As expected, a weak earnings report from Incap, the end of the year is even darker – “The full impact of the decline in volumes will be seen during the fourth quarter”

Electronics contract manufacturer unable reported an expectedly dismal third quarter. At the beginning of October, the company already issued its second earnings warning of the year due to the unloading of its largest customer’s warehouses. Last year, Incap’s largest customer brought in no less than two-thirds of Incap’s turnover.

Incap’s turnover fell to 50.0 million euros in July–September from 70.6 million euros in the comparison period. According to Factset, the average forecast of two analysts was EUR 49.0 million.

Incap’s adjusted operating profit shrank from 11.2 million euros to 6.4 million euros, while the forecast was 5.8 million euros.

The instructions were updated a few weeks ago

Incap repeats the guidelines updated at the beginning of October.

The company estimates the turnover for 2023 to be 210–220 million euros and the operating profit to be 24–28 million euros. Views include recently purchased Pennatronics business.

Last year, Incap’s turnover was 263.8 million euros and the operating profit was 38.9 million euros.

The weak outlook is primarily due to the unloading of stocks of Incap’s largest customer.

“We estimate that the full effect of the drop in volumes will be seen during the fourth quarter. Because sales to other customers have increased and thanks to the recent acquisition of Pennatronics, our dependence on our largest customer has decreased considerably.”, CEO Otto Puck commented in the interim report.

Demand from other customers is strong

According to Puk, without the influence of the largest customer, Incap’s turnover increased by more than 30 percent in January–September, while the total turnover decreased by three percent during the first nine months of the year.

“Thanks to our flexible operating model, we have been able to effectively reduce our variable costs. In order to adapt to the lower volume, we have taken drastic measures and reduced 1,136 employees from the workforce of our factories in India,” explains Pukk, explaining the profitability that remained good.

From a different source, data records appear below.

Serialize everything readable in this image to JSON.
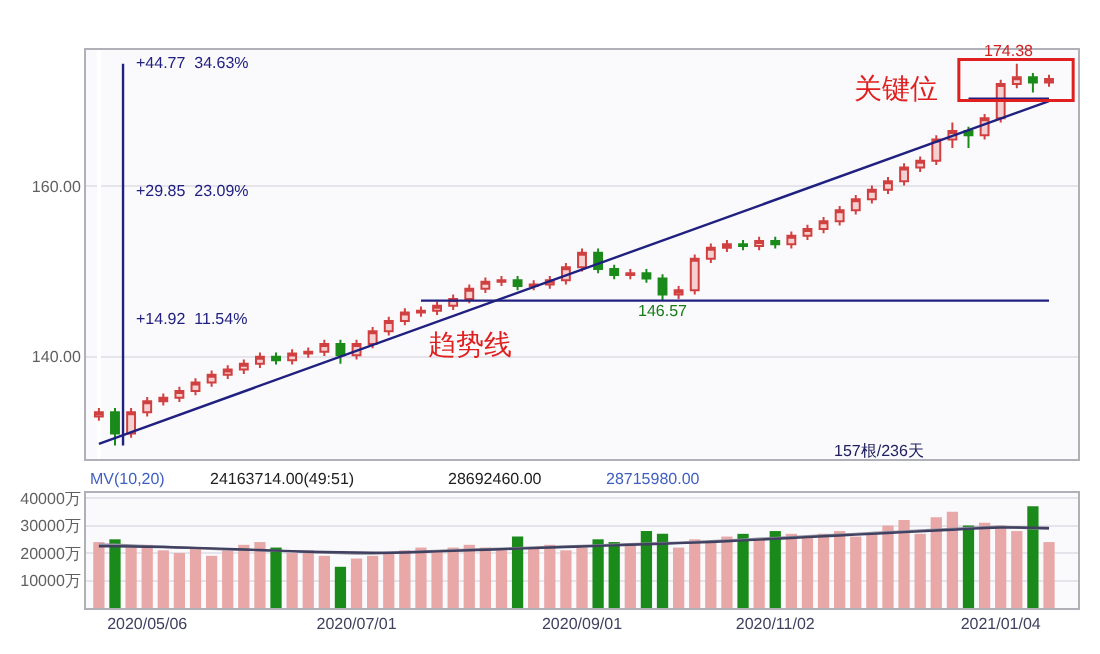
{
  "chart_data": [
    {
      "type": "candlestick",
      "categories": [
        null,
        null,
        null,
        null,
        null,
        null,
        null,
        null,
        null,
        null,
        null,
        null,
        null,
        null,
        null,
        null,
        null,
        null,
        null,
        null,
        null,
        null,
        null,
        null,
        null,
        null,
        null,
        null,
        null,
        null,
        null,
        null,
        null,
        null,
        null,
        null,
        null,
        null,
        null,
        null,
        null,
        null,
        null,
        null,
        null,
        null,
        null,
        null,
        null,
        null,
        null,
        null,
        null,
        null,
        null,
        null,
        null,
        null,
        null,
        null
      ],
      "ohlc": [
        [
          133.0,
          134.0,
          132.5,
          133.5
        ],
        [
          133.5,
          134.0,
          129.61,
          131.0
        ],
        [
          131.0,
          134.0,
          130.5,
          133.5
        ],
        [
          133.5,
          135.3,
          133.0,
          134.8
        ],
        [
          134.8,
          135.7,
          134.3,
          135.2
        ],
        [
          135.2,
          136.5,
          134.7,
          136.0
        ],
        [
          136.0,
          137.5,
          135.5,
          137.0
        ],
        [
          137.0,
          138.4,
          136.5,
          137.9
        ],
        [
          137.9,
          139.0,
          137.4,
          138.5
        ],
        [
          138.5,
          139.7,
          138.0,
          139.2
        ],
        [
          139.2,
          140.5,
          138.7,
          140.0
        ],
        [
          140.0,
          140.5,
          139.1,
          139.6
        ],
        [
          139.6,
          140.9,
          139.1,
          140.4
        ],
        [
          140.4,
          141.1,
          139.9,
          140.6
        ],
        [
          140.6,
          142.0,
          140.1,
          141.5
        ],
        [
          141.5,
          142.0,
          139.2,
          140.2
        ],
        [
          140.2,
          142.0,
          139.7,
          141.5
        ],
        [
          141.5,
          143.5,
          141.0,
          143.0
        ],
        [
          143.0,
          144.7,
          142.5,
          144.2
        ],
        [
          144.2,
          145.7,
          143.7,
          145.2
        ],
        [
          145.2,
          145.9,
          144.7,
          145.4
        ],
        [
          145.4,
          146.5,
          144.9,
          146.0
        ],
        [
          146.0,
          147.3,
          145.5,
          146.8
        ],
        [
          146.8,
          148.5,
          146.3,
          148.0
        ],
        [
          148.0,
          149.3,
          147.5,
          148.8
        ],
        [
          148.8,
          149.5,
          148.3,
          149.0
        ],
        [
          149.0,
          149.5,
          147.8,
          148.3
        ],
        [
          148.3,
          149.0,
          147.8,
          148.5
        ],
        [
          148.5,
          149.5,
          148.0,
          149.0
        ],
        [
          149.0,
          151.0,
          148.5,
          150.5
        ],
        [
          150.5,
          152.7,
          150.0,
          152.2
        ],
        [
          152.2,
          152.7,
          149.8,
          150.3
        ],
        [
          150.3,
          150.8,
          149.1,
          149.6
        ],
        [
          149.6,
          150.3,
          149.1,
          149.8
        ],
        [
          149.8,
          150.3,
          148.7,
          149.2
        ],
        [
          149.2,
          149.7,
          146.57,
          147.3
        ],
        [
          147.3,
          148.3,
          146.8,
          147.8
        ],
        [
          147.8,
          152.0,
          147.3,
          151.5
        ],
        [
          151.5,
          153.3,
          151.0,
          152.8
        ],
        [
          152.8,
          153.7,
          152.3,
          153.2
        ],
        [
          153.2,
          153.7,
          152.5,
          153.0
        ],
        [
          153.0,
          154.1,
          152.5,
          153.6
        ],
        [
          153.6,
          154.1,
          152.7,
          153.2
        ],
        [
          153.2,
          154.7,
          152.7,
          154.2
        ],
        [
          154.2,
          155.5,
          153.7,
          155.0
        ],
        [
          155.0,
          156.4,
          154.5,
          155.9
        ],
        [
          155.9,
          157.7,
          155.4,
          157.2
        ],
        [
          157.2,
          159.0,
          156.7,
          158.5
        ],
        [
          158.5,
          160.1,
          158.0,
          159.6
        ],
        [
          159.6,
          161.1,
          159.1,
          160.6
        ],
        [
          160.6,
          162.7,
          160.1,
          162.2
        ],
        [
          162.2,
          163.5,
          161.7,
          163.0
        ],
        [
          163.0,
          166.0,
          162.5,
          165.5
        ],
        [
          165.5,
          167.5,
          164.5,
          166.5
        ],
        [
          166.5,
          167.0,
          164.5,
          166.0
        ],
        [
          166.0,
          168.5,
          165.5,
          168.0
        ],
        [
          168.0,
          172.5,
          167.5,
          172.0
        ],
        [
          172.0,
          174.38,
          171.5,
          172.8
        ],
        [
          172.8,
          173.3,
          171.0,
          172.2
        ],
        [
          172.2,
          173.1,
          171.7,
          172.6
        ]
      ],
      "series": [
        {
          "type": "line",
          "color": "#202080",
          "values": [
            129.8,
            null,
            null,
            null,
            null,
            null,
            null,
            null,
            null,
            null,
            null,
            null,
            null,
            null,
            null,
            null,
            null,
            null,
            null,
            null,
            null,
            null,
            null,
            null,
            null,
            null,
            null,
            null,
            null,
            null,
            null,
            null,
            null,
            null,
            null,
            null,
            null,
            null,
            null,
            null,
            null,
            null,
            null,
            null,
            null,
            null,
            null,
            null,
            null,
            null,
            null,
            null,
            null,
            null,
            null,
            null,
            null,
            null,
            null,
            170.0
          ]
        },
        {
          "type": "line",
          "color": "#202080",
          "values": [
            null,
            null,
            null,
            null,
            null,
            null,
            null,
            null,
            null,
            null,
            null,
            null,
            null,
            null,
            null,
            null,
            null,
            null,
            null,
            null,
            146.6,
            null,
            null,
            null,
            null,
            null,
            null,
            null,
            null,
            null,
            null,
            null,
            null,
            null,
            null,
            null,
            null,
            null,
            null,
            null,
            null,
            null,
            null,
            null,
            null,
            null,
            null,
            null,
            null,
            null,
            null,
            null,
            null,
            null,
            null,
            null,
            null,
            null,
            null,
            146.6
          ]
        },
        {
          "type": "line",
          "color": "#202080",
          "values": [
            null,
            null,
            null,
            null,
            null,
            null,
            null,
            null,
            null,
            null,
            null,
            null,
            null,
            null,
            null,
            null,
            null,
            null,
            null,
            null,
            null,
            null,
            null,
            null,
            null,
            null,
            null,
            null,
            null,
            null,
            null,
            null,
            null,
            null,
            null,
            null,
            null,
            null,
            null,
            null,
            null,
            null,
            null,
            null,
            null,
            null,
            null,
            null,
            null,
            null,
            null,
            null,
            null,
            null,
            170.3,
            null,
            null,
            null,
            null,
            170.3
          ]
        }
      ],
      "annotations": [
        "+44.77  34.63%",
        "+29.85  23.09%",
        "+14.92  11.54%",
        "174.38",
        "146.57",
        "趋势线",
        "关键位",
        "157根/236天"
      ],
      "ylim": [
        128,
        176
      ],
      "yticks": [
        {
          "value": 140,
          "label": "140.00"
        },
        {
          "value": 160,
          "label": "160.00"
        }
      ],
      "grid": "y",
      "tick_labels": "y"
    },
    {
      "type": "bar",
      "categories": [
        null,
        null,
        null,
        "2020/05/06",
        null,
        null,
        null,
        null,
        null,
        null,
        null,
        null,
        null,
        null,
        null,
        null,
        "2020/07/01",
        null,
        null,
        null,
        null,
        null,
        null,
        null,
        null,
        null,
        null,
        null,
        null,
        null,
        "2020/09/01",
        null,
        null,
        null,
        null,
        null,
        null,
        null,
        null,
        null,
        null,
        null,
        "2020/11/02",
        null,
        null,
        null,
        null,
        null,
        null,
        null,
        null,
        null,
        null,
        null,
        null,
        null,
        "2021/01/04",
        null,
        null,
        null
      ],
      "series": [
        {
          "type": "bar",
          "colors": [
            "#e8a8a8",
            "#1a8a1a",
            "#e8a8a8",
            "#e8a8a8",
            "#e8a8a8",
            "#e8a8a8",
            "#e8a8a8",
            "#e8a8a8",
            "#e8a8a8",
            "#e8a8a8",
            "#e8a8a8",
            "#1a8a1a",
            "#e8a8a8",
            "#e8a8a8",
            "#e8a8a8",
            "#1a8a1a",
            "#e8a8a8",
            "#e8a8a8",
            "#e8a8a8",
            "#e8a8a8",
            "#e8a8a8",
            "#e8a8a8",
            "#e8a8a8",
            "#e8a8a8",
            "#e8a8a8",
            "#e8a8a8",
            "#1a8a1a",
            "#e8a8a8",
            "#e8a8a8",
            "#e8a8a8",
            "#e8a8a8",
            "#1a8a1a",
            "#1a8a1a",
            "#e8a8a8",
            "#1a8a1a",
            "#1a8a1a",
            "#e8a8a8",
            "#e8a8a8",
            "#e8a8a8",
            "#e8a8a8",
            "#1a8a1a",
            "#e8a8a8",
            "#1a8a1a",
            "#e8a8a8",
            "#e8a8a8",
            "#e8a8a8",
            "#e8a8a8",
            "#e8a8a8",
            "#e8a8a8",
            "#e8a8a8",
            "#e8a8a8",
            "#e8a8a8",
            "#e8a8a8",
            "#e8a8a8",
            "#1a8a1a",
            "#e8a8a8",
            "#e8a8a8",
            "#e8a8a8",
            "#1a8a1a",
            "#e8a8a8"
          ],
          "values": [
            24000,
            25000,
            22000,
            23000,
            21000,
            20000,
            22000,
            19000,
            21000,
            23000,
            24000,
            22000,
            20000,
            21000,
            19000,
            15000,
            18000,
            19000,
            20000,
            21000,
            22000,
            21000,
            22000,
            23000,
            22000,
            21000,
            26000,
            22000,
            23000,
            21000,
            22000,
            25000,
            24000,
            23000,
            28000,
            27000,
            22000,
            25000,
            24000,
            26000,
            27000,
            25000,
            28000,
            27000,
            26000,
            27000,
            28000,
            26000,
            27000,
            30000,
            32000,
            27000,
            33000,
            35000,
            30000,
            31000,
            30000,
            28000,
            37000,
            24000
          ]
        },
        {
          "type": "line",
          "color": "#9090a0",
          "values": [
            23000,
            23000,
            22800,
            22500,
            22300,
            22000,
            21800,
            21500,
            21300,
            21200,
            21000,
            20800,
            20600,
            20400,
            20200,
            20000,
            19800,
            19800,
            20000,
            20300,
            20600,
            20800,
            21000,
            21200,
            21400,
            21600,
            21800,
            22000,
            22200,
            22400,
            22600,
            22800,
            23000,
            23200,
            23400,
            23600,
            23800,
            24000,
            24300,
            24600,
            24900,
            25200,
            25500,
            25800,
            26100,
            26400,
            26700,
            27000,
            27300,
            27600,
            27900,
            28200,
            28500,
            28800,
            29100,
            29400,
            29600,
            29300,
            29000,
            28800
          ]
        },
        {
          "type": "line",
          "color": "#404060",
          "values": [
            22500,
            22500,
            22400,
            22300,
            22200,
            22000,
            21900,
            21700,
            21500,
            21300,
            21100,
            20900,
            20700,
            20500,
            20400,
            20300,
            20200,
            20100,
            20100,
            20200,
            20400,
            20600,
            20800,
            21000,
            21200,
            21400,
            21600,
            21800,
            22000,
            22200,
            22400,
            22600,
            22800,
            23000,
            23200,
            23400,
            23600,
            23800,
            24000,
            24300,
            24600,
            24900,
            25200,
            25500,
            25800,
            26100,
            26400,
            26700,
            27000,
            27300,
            27600,
            27900,
            28200,
            28500,
            28800,
            29100,
            29300,
            29300,
            29200,
            29100
          ]
        }
      ],
      "annotations": [
        "MV(10,20)",
        "24163714.00(49:51)",
        "28692460.00",
        "28715980.00"
      ],
      "ylim": [
        0,
        42000
      ],
      "yticks": [
        {
          "value": 10000,
          "label": "10000万"
        },
        {
          "value": 20000,
          "label": "20000万"
        },
        {
          "value": 30000,
          "label": "30000万"
        },
        {
          "value": 40000,
          "label": "40000万"
        }
      ],
      "grid": "y"
    }
  ]
}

“The integration of Incap US is progressing very well. We are already making joint customer visits and exploring cross-selling opportunities. Customers on the other side of the Atlantic are increasingly interested in Europe and India, and correspondingly, customers on this side of the Atlantic are interested in the United States,” Pukk commented on the success of the Pennatronics purchase.

Although the availability of components continues to improve, according to Incap, the market is still under pressure.

“However, with the help of a more global and balanced customer base, strict cost control and our committed team, we believe that we will be able to continue organic growth and maintain a good level of relative profitability. We will also continue preparing business arrangements, focusing on profitable companies whose corporate culture matches ours.”